La semaine dernière, après avoir annulé une interdiction antérieure, l’administration américaine a officiellement approuvé la vente des puces H200 de Nvidia, ainsi que d’une gamme de puces d’AMD, à des clients chinois agréés. Ce ne sont peut-être pas les puces les plus brillantes et les plus avancées de ces fabricants de puces, mais ce sont des processeurs hautes performances utilisés pour l’IA, ce qui rend leur exportation controversée. Et mardi, lors du Forum économique mondial de Davos, le PDG d’Anthropic, Dario Amodei, s’en est pris à la fois à l’administration et aux sociétés de puces électroniques au sujet de cette décision.
La critique était particulièrement importante car l’un de ces fabricants de puces, Nvidia, est un partenaire et investisseur majeur d’Anthropic.
« Les PDG de ces entreprises disent : ‘C’est l’embargo sur les puces qui nous retient' », a déclaré Amodei, incrédule, en réponse à une question sur les nouvelles règles. Cette décision va se retourner contre les États-Unis, a-t-il prévenu.
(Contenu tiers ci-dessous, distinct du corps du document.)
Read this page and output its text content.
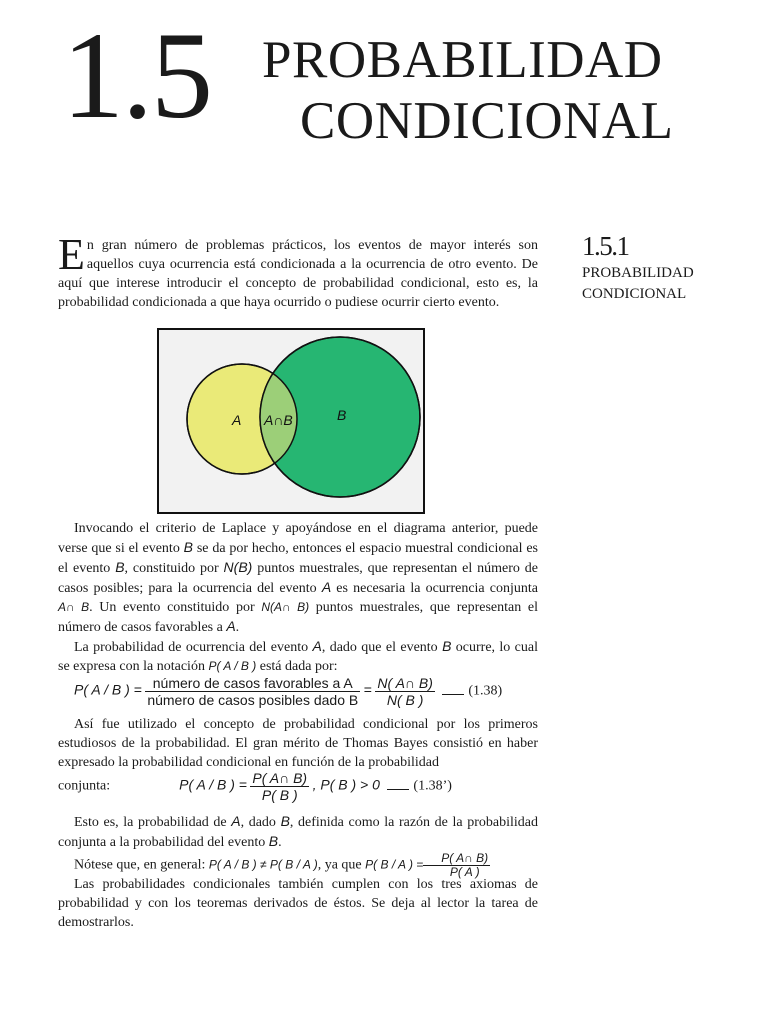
1.5 PROBABILIDAD
CONDICIONAL
1.5.1
PROBABILIDAD
CONDICIONAL
En gran número de problemas prácticos, los eventos de mayor interés son aquellos cuya ocurrencia está condicionada a la ocurrencia de otro evento. De aquí que interese introducir el concepto de probabilidad condicional, esto es, la probabilidad condicionada a que haya ocurrido o pudiese ocurrir cierto evento.
A A∩B	B

Invocando el criterio de Laplace y apoyándose en el diagrama anterior, puede verse que si el evento B se da por hecho, entonces el espacio muestral condicional es el evento B, constituido por N(B) puntos muestrales, que representan el número de casos posibles; para la ocurrencia del evento A es necesaria la ocurrencia conjunta A∩ B. Un evento constituido por N(A∩ B) puntos muestrales, que representan el número de casos favorables a A.

La probabilidad de ocurrencia del evento A, dado que el evento B ocurre, lo cual se expresa con la notación P( A / B ) está dada por:

P( A / B ) = $\frac{\text{número de casos favorables a A}}{\text{número de casos posibles dado B}} = \frac{N( A\cap B)}{N( B )} (1.38)$

Así fue utilizado el concepto de probabilidad condicional por los primeros estudiosos de la probabilidad. El gran mérito de Thomas Bayes consistió en haber expresado la probabilidad condicional en función de la probabilidad

conjunta:	P( A / B ) = $\frac{P( A\cap B)}{P( B )}$ , P( B ) > 0 (1.38’)

Esto es, la probabilidad de A, dado B, definida como la razón de la probabilidad conjunta a la probabilidad del evento B.

Nótese que, en general: P( A / B ) ≠ P( B / A ), ya que P( B / A ) = $\frac{P( A\cap B)}{P( A )}$

Las probabilidades condicionales también cumplen con los tres axiomas de probabilidad y con los teoremas derivados de éstos. Se deja al lector la tarea de demostrarlos.
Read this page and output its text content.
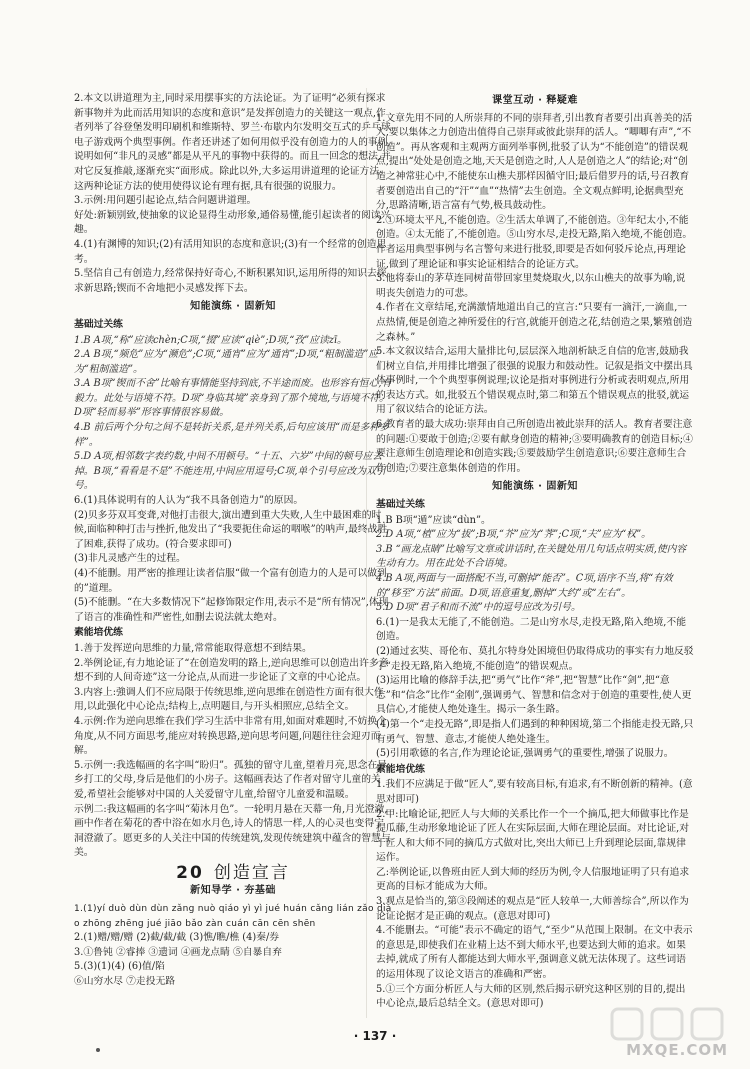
2.本文以讲道理为主,同时采用摆事实的方法论证。为了证明“必须有探求新事物并为此而活用知识的态度和意识”是发挥创造力的关键这一观点,作者列举了谷登堡发明印刷机和维斯特、罗兰·布歇内尔发明交互式的乒乓球电子游戏两个典型事例。作者还讲述了如何用似乎没有创造力的人的事例,说明如何“非凡的灵感”都是从平凡的事物中获得的。而且一回念的想法,并对它反复推敲,逐渐充实“面形成。除此以外,大多运用讲道理的论证方法。这两种论证方法的使用使得议论有理有据,具有很强的说服力。

3.示例:用问题引起论点,结合问题讲道理。

好处:新颖别致,使抽象的议论显得生动形象,通俗易懂,能引起读者的阅读兴趣。

4.(1)有渊博的知识;(2)有活用知识的态度和意识;(3)有一个经常的创造思考。

5.坚信自己有创造力,经常保持好奇心,不断积累知识,运用所得的知识去探求新思路;锲而不舍地把小灵感发挥下去。

知能演练 · 固新知
基础过关练

1.B A项,“称”应读chèn;C项,“掇”应读“qiè”;D项,“孜”应读zī。

2.A B项,“频危”应为“濒危”;C项,“通宵”应为“通宵”;D项,“粗制滥造”应为“粗制滥造”。

3.A B项“锲而不舍”比喻有事情能坚持到底,不半途而废。也形容有恒心,有毅力。此处与语境不符。D项“身临其境”亲身到了那个境地,与语境不符。D项“轻而易举”形容事情很容易做。

4.B 前后两个分句之间不是转折关系,是并列关系,后句应该用“而是多种多样”。

5.D A项,相邻数字表约数,中间不用顿号。“十五、六岁”中间的顿号应去掉。B项,“看看是不是”不能连用,中间应用逗号;C项,单个引号应改为双引号。

6.(1)具体说明有的人认为“我不具备创造力”的原因。

(2)贝多芬双耳变聋,对他打击很大,演出遭到重大失败,人生中最困难的时候,面临种种打击与挫折,他发出了“我要扼住命运的咽喉”的呐声,最终战胜了困难,获得了成功。(符合要求即可)

(3)非凡灵感产生的过程。

(4)不能删。用严密的推理让读者信服“做一个富有创造力的人是可以做到的”道理。

(5)不能删。“在大多数情况下”起修饰限定作用,表示不是“所有情况”,体现了语言的准确性和严密性,如删去说法就太绝对。

素能培优练

1.善于发挥逆向思维的力量,常常能取得意想不到结果。

2.举例论证,有力地论证了“在创造发明的路上,逆向思维可以创造出许多意想不到的人间奇迹”这一分论点,从而进一步论证了文章的中心论点。

3.内容上:強调人们不应局限于传统思维,逆向思维在创造性方面有很大作用,以此强化中心论点;结构上,点明题目,与开头相照应,总结全文。

4.示例:作为逆向思维在我们学习生活中非常有用,如面对难题时,不妨换个角度,从不同方面思考,能应对转换思路,逆向思考问题,问题往往会迎刃而解。

5.示例一:我选幅画的名字叫“盼归”。孤独的留守儿童,望着月亮,思念在异乡打工的父母,身后是他们的小房子。这幅画表达了作者对留守儿童的关爱,希望社会能够对中国的人关爱留守儿童,给留守儿童爱和温暖。

示例二:我这幅画的名字叫“菊沐月色”。一轮明月悬在天幕一角,月光澄澈,画中作者在菊花的香中浴在如水月色,诗人的情思一样,人的心灵也变得宁洞澄澈了。愿更多的人关注中国的传统建筑,发现传统建筑中蕴含的智慧与美。

20 创造宣言
新知导学 · 夯基础

1.(1)yí duò dùn dùn zǎng nuò qiáo yì yì jué huán cǎng lián zǎo diào zhōng zhēng jué jiāo bǎo zàn cuán cān cēn shēn

2.(1)赠/赠/赠 (2)截/截/截 (3)憔/瞧/樵 (4)秦/券

3.①鲁钝 ②睿捧 ③遗词 ④画龙点睛 ⑤自暴自弃

5.(3)(1)(4) (6)值/陷

⑥山穷水尽 ⑦走投无路

课堂互动 · 释疑难

1.文章先用不同的人所崇拜的不同的崇拜者,引出教育者要引出真善美的活人,要以集体之力创造出值得自己崇拜或彼此崇拜的活人。“唧唧有声”,“不创造”。再从客观和主观两方面列举事例,批驳了认为“不能创造”的错误观点,提出“处处是创造之地,天天是创造之时,人人是创造之人”的结论;对“创造之神常驻心中,不能使东山樵夫那样因循守旧;最后借罗丹的话,号召教育者要创造出自己的“汗”“血”“热情”去生创造。全文观点鲜明,论据典型充分,思路清晰,语言富有气势,极具鼓动性。

2.①环境太平凡,不能创造。②生活太单调了,不能创造。③年纪太小,不能创造。④太无能了,不能创造。⑤山穷水尽,走投无路,陷入绝境,不能创造。

作者运用典型事例与名言警句来进行批驳,即要是否如何驳斥论点,再理论证,做到了理论证和事实论证相结合的论证方式。

3.他将泰山的茅草连同树苗带回家里焚烧取火,以东山樵夫的故事为喻,说明丧失创造力的可悲。

4.作者在文章结尾,充满激情地道出自己的宣言:“只要有一滴汗,一滴血,一点热情,便是创造之神所爱住的行宫,就能开创造之花,结创造之果,繁殖创造之森林。”

5.本文叙议结合,运用大量排比句,层层深入地剖析缺乏自信的危害,鼓励我们树立自信,并用排比增强了很强的说服力和鼓动性。记叙是指文中摆出具体事例时,一个个典型事例说理;议论是指对事例进行分析或表明观点,所用的表达方式。如,批驳五个错误观点时,第二和第五个错误观点的批驳,就运用了叙议结合的论证方法。

6.教育者的最大成功:崇拜由自己所创造出被此崇拜的活人。教育者要注意的问题:①要敢于创造;②要有献身创造的精神;③要明确教育的创造目标;④要注意师生创造理论和创造实践;⑤要鼓励学生创造意识;⑥要注意师生合作创造;⑦要注意集体创造的作用。

知能演练 · 固新知
基础过关练

1.B B项“遁”应读“dùn”。

2.D A项,“植”应为“拔”;B项,“芥”应为“荠”;C项,“夫”应为“权”。

3.B “画龙点睛”比喻写文章或讲话时,在关键处用几句话点明实质,使内容生动有力。用在此处不合语境。

4.B A项,两面与一面搭配不当,可删掉“能否”。C项,语序不当,将“有效的”移至“方法”前面。D项,语意重复,删掉“大约”或“左右”。

5.D D项“君子和而不流”中的逗号应改为引号。

6.(1)一是我太无能了,不能创造。二是山穷水尽,走投无路,陷入绝境,不能创造。

(2)通过玄奘、哥伦布、莫扎尔特身处困境但仍取得成功的事实有力地反驳了“走投无路,陷入绝境,不能创造”的错误观点。

(3)运用比喻的修辞手法,把“勇气”比作“斧”,把“智慧”比作“剑”,把“意志”和“信念”比作“金刚”,强调勇气、智慧和信念对于创造的重要性,使人更具信心,才能使人绝处逢生。揭示一条生路。

(4)第一个“走投无路”,即是指人们遇到的种种困境,第二个指能走投无路,只有勇气、智慧、意志,才能使人绝处逢生。

(5)引用歌德的名言,作为理论论证,强调勇气的重要性,增强了说服力。

素能培优练

1.我们不应满足于做“匠人”,要有较高目标,有追求,有不断创新的精神。(意思对即可)

2.甲:比喻论证,把匠人与大师的关系比作一个一个摘瓜,把大师做事比作是提瓜藤,生动形象地论证了匠人在实际层面,大师在理论层面。对比论证,对于匠人和大师不同的摘瓜方式做对比,突出大师已上升到理论层面,靠规律运作。

乙:举例论证,以鲁班由匠人到大师的经历为例,令人信服地证明了只有追求更高的目标才能成为大师。

3.观点是恰当的,第③段阐述的观点是“匠人较单一,大师善综合”,所以作为论证论据才是正确的观点。(意思对即可)

4.不能删去。“可能”表示不确定的语气,“至少”从范围上限制。在文中表示的意思是,即使我们在业精上达不到大师水平,也要达到大师的追求。如果去掉,就成了所有人都能达到大师水平,强调意义就无法体现了。这些词语的运用体现了议论文语言的准确和严密。

5.①三个方面分析匠人与大师的区别,然后揭示研究这种区别的目的,提出中心论点,最后总结全文。(意思对即可)

· 137 ·
MXQE.COM
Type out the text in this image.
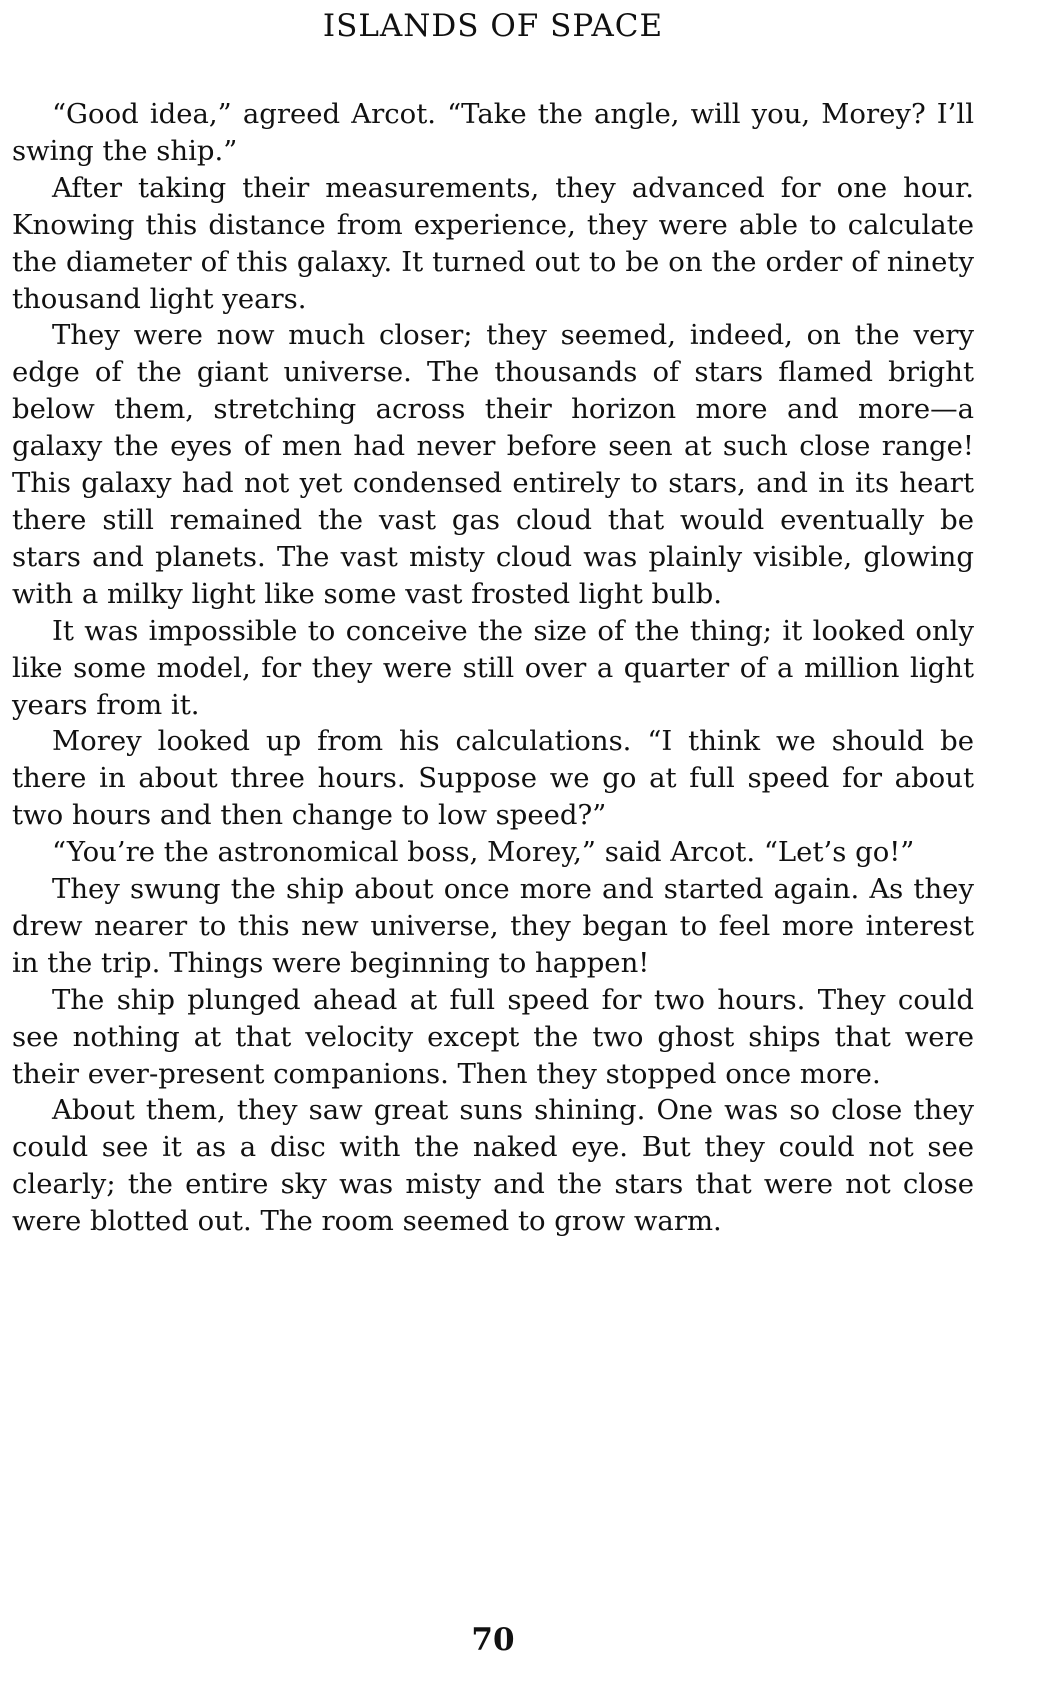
ISLANDS OF SPACE

“Good idea,” agreed Arcot. “Take the angle, will you, Morey? I’ll swing the ship.”

After taking their measurements, they advanced for one hour. Knowing this distance from experience, they were able to calculate the diameter of this galaxy. It turned out to be on the order of ninety thousand light years.

They were now much closer; they seemed, indeed, on the very edge of the giant universe. The thousands of stars flamed bright below them, stretching across their horizon more and more—a galaxy the eyes of men had never before seen at such close range! This galaxy had not yet condensed entirely to stars, and in its heart there still remained the vast gas cloud that would eventually be stars and planets. The vast misty cloud was plainly visible, glowing with a milky light like some vast frosted light bulb.

It was impossible to conceive the size of the thing; it looked only like some model, for they were still over a quarter of a million light years from it.

Morey looked up from his calculations. “I think we should be there in about three hours. Suppose we go at full speed for about two hours and then change to low speed?”

“You’re the astronomical boss, Morey,” said Arcot. “Let’s go!”

They swung the ship about once more and started again. As they drew nearer to this new universe, they began to feel more interest in the trip. Things were beginning to happen!

The ship plunged ahead at full speed for two hours. They could see nothing at that velocity except the two ghost ships that were their ever-present companions. Then they stopped once more.

About them, they saw great suns shining. One was so close they could see it as a disc with the naked eye. But they could not see clearly; the entire sky was misty and the stars that were not close were blotted out. The room seemed to grow warm.

70
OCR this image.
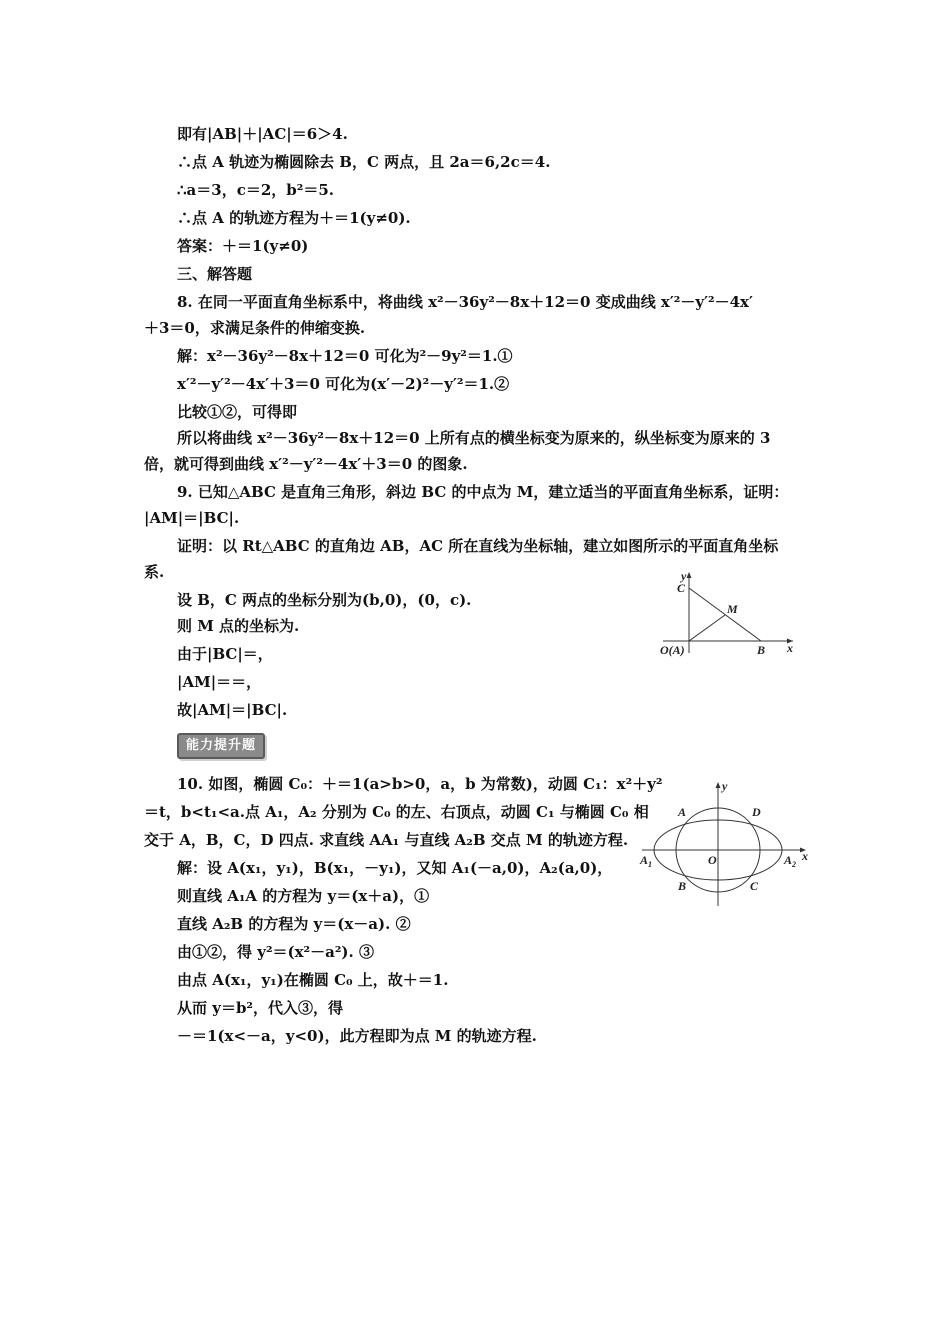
即有|AB|＋|AC|＝6＞4.
∴点 A 轨迹为椭圆除去 B，C 两点，且 2a＝6,2c＝4.
∴a＝3，c＝2，b²＝5.
∴点 A 的轨迹方程为＋＝1(y≠0).
答案：＋＝1(y≠0)
三、解答题
8. 在同一平面直角坐标系中，将曲线 x²－36y²－8x＋12＝0 变成曲线 x′²－y′²－4x′
＋3＝0，求满足条件的伸缩变换.
解：x²－36y²－8x＋12＝0 可化为²－9y²＝1.①
x′²－y′²－4x′＋3＝0 可化为(x′－2)²－y′²＝1.②
比较①②，可得即
所以将曲线 x²－36y²－8x＋12＝0 上所有点的横坐标变为原来的，纵坐标变为原来的 3
倍，就可得到曲线 x′²－y′²－4x′＋3＝0 的图象.
9. 已知△ABC 是直角三角形，斜边 BC 的中点为 M，建立适当的平面直角坐标系，证明：
|AM|＝|BC|.
证明：以 Rt△ABC 的直角边 AB，AC 所在直线为坐标轴，建立如图所示的平面直角坐标
系.
设 B，C 两点的坐标分别为(b,0)，(0，c).
则 M 点的坐标为.
由于|BC|＝，
|AM|＝＝，
故|AM|＝|BC|.
能力提升题
10. 如图，椭圆 C₀：＋＝1(a>b>0，a，b 为常数)，动圆 C₁：x²＋y²
＝t，b<t₁<a.点 A₁，A₂ 分别为 C₀ 的左、右顶点，动圆 C₁ 与椭圆 C₀ 相
交于 A，B，C，D 四点. 求直线 AA₁ 与直线 A₂B 交点 M 的轨迹方程.
解：设 A(x₁，y₁)，B(x₁，－y₁)，又知 A₁(－a,0)，A₂(a,0)，
则直线 A₁A 的方程为 y＝(x＋a)，①
直线 A₂B 的方程为 y＝(x－a). ②
由①②，得 y²＝(x²－a²). ③
由点 A(x₁，y₁)在椭圆 C₀ 上，故＋＝1.
从而 y＝b²，代入③，得
－＝1(x<－a，y<0)，此方程即为点 M 的轨迹方程.
y
C
M
O(A)	B x
y
A	D
O
$A_1$	$A_2$
B	C
x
« Nous avons de nombreuses années d’avance sur la Chine en termes de capacité à fabriquer des puces », a-t-il déclaré au rédacteur en chef de Bloomberg, qui l’interviewait. « Je pense donc que ce serait une grave erreur d’expédier ces puces. » Amodei a ensuite brossé un tableau alarmant des enjeux. Il a parlé des « implications incroyables sur la sécurité nationale » des modèles d’IA qui représentent « essentiellement la cognition, qui sont essentiellement du renseignement ». Il associe l’IA du futur à un « pays de génies dans un centre de données », affirmant qu’il imagine « 100 millions de personnes plus intelligentes que n’importe quel lauréat du prix Nobel », le tout sous le contrôle d’un pays ou d’un autre.
L’image montre pourquoi il pense que les exportations de puces sont si importantes. Mais ensuite vint le coup le plus dur. « Je pense que c’est fou », a déclaré Amodei à propos de la dernière décision de l’administration. « C’est un peu comme vendre des armes nucléaires à la Corée du Nord et (se vanter) que Boeing ait fabriqué les boîtiers. »
Ce son que tu entends ? L’équipe de Nvidia, criant dans son téléphone.
Nvidia n’est pas simplement un autre fabricant de puces. Alors qu’Anthropic fonctionne sur les serveurs de Microsoft, d’Amazon et de Google, Nvidia fournit seul les GPU qui alimentent les modèles d’IA d’Anthropic (chaque fournisseur de cloud a besoin des GPU de Nvidia). Non seulement Nvidia est au centre de tout, mais elle a également récemment annoncé qu’elle investirait dans Anthropic à hauteur de 10 milliards de dollars.
Événement Techcrunch
San Francisco
|
13-15 octobre 2026
Il y a à peine deux mois, les sociétés ont annoncé cette relation financière, ainsi qu’un « partenariat technologique approfondi » avec de joyeuses promesses d’optimiser mutuellement la technologie. Avance rapide jusqu’à Davos, et Amodei compare son partenaire à un marchand d’armes.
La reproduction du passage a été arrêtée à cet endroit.